Pour sa cinquième année sous la direction de Paul Hendy, à la fois auteur et producteur, cette production de la Belle au Bois Dormant s’est solidement installée comme un incontournable des fêtes à York. Le succès est garanti, avec des scènes familières qui enchantent les spectateurs fidèles. Les amateurs de pantomime savent qu’ils retrouveront le fameux gag de la boue, le banc hanté, les jeux de mots à foison et un spectacle grandiose avant l’entracte. L’attente de ces moments clés, et la curiosité de découvrir les nouvelles variations apportées, font partie du plaisir.

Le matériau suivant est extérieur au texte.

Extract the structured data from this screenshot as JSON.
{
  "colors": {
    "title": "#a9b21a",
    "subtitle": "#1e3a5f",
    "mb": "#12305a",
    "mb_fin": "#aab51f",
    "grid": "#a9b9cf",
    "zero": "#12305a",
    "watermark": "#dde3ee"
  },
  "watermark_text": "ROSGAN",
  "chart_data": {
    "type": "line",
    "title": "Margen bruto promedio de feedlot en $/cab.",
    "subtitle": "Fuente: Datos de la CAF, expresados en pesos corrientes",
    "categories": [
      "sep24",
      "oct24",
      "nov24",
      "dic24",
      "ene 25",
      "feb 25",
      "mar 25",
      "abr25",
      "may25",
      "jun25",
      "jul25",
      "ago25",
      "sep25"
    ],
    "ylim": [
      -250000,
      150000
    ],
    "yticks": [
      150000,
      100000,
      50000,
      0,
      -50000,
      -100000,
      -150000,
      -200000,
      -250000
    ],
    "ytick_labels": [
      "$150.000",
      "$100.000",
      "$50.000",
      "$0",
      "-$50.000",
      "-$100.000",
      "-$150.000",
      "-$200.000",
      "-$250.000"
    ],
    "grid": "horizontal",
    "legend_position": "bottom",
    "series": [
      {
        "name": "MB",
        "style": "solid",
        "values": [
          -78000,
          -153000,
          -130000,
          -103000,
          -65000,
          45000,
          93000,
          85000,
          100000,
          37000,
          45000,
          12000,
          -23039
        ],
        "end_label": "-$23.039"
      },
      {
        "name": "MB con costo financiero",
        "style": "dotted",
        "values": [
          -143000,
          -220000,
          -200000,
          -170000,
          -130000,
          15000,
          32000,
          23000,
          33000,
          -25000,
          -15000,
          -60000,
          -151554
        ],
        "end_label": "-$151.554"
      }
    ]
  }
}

La véritable force du spectacle réside dans l’interprétation de Robin Simpson, figure emblématique du théâtre royal, qui incarne cette année Nurse Nellie, la protectrice veuve à trois reprises de la princesse Aurore. Si certaines blagues sur les incidents techniques semblent un peu trop rodées, Simpson apporte toujours une étincelle d’improvisation et excelle lorsqu’il réagit aux imprévus. Un moment de participation du public avec un spectateur masculin, choisi par la dame, donne lieu à une vanne particulièrement réussie, provoquant un éclat de rire généralisé, tant chez les acteurs que dans la salle.
Tommy Carmichael, de retour dans un rôle similaire à celui de Buttons, interprète Jangles avec brio. L’actrice de CBeebies, Jennie Dale, et Jocasta Almgill, artiste de théâtre musical chevronnée, forment un duo amusant en incarnant respectivement les bonnes et les mauvaises fées. Cependant, cette version manque légèrement de la saveur locale et de l’actualité qui caractérisent les meilleures pantomimes, se contentant de quelques allusions passagères à Hull et à Nigel Farage.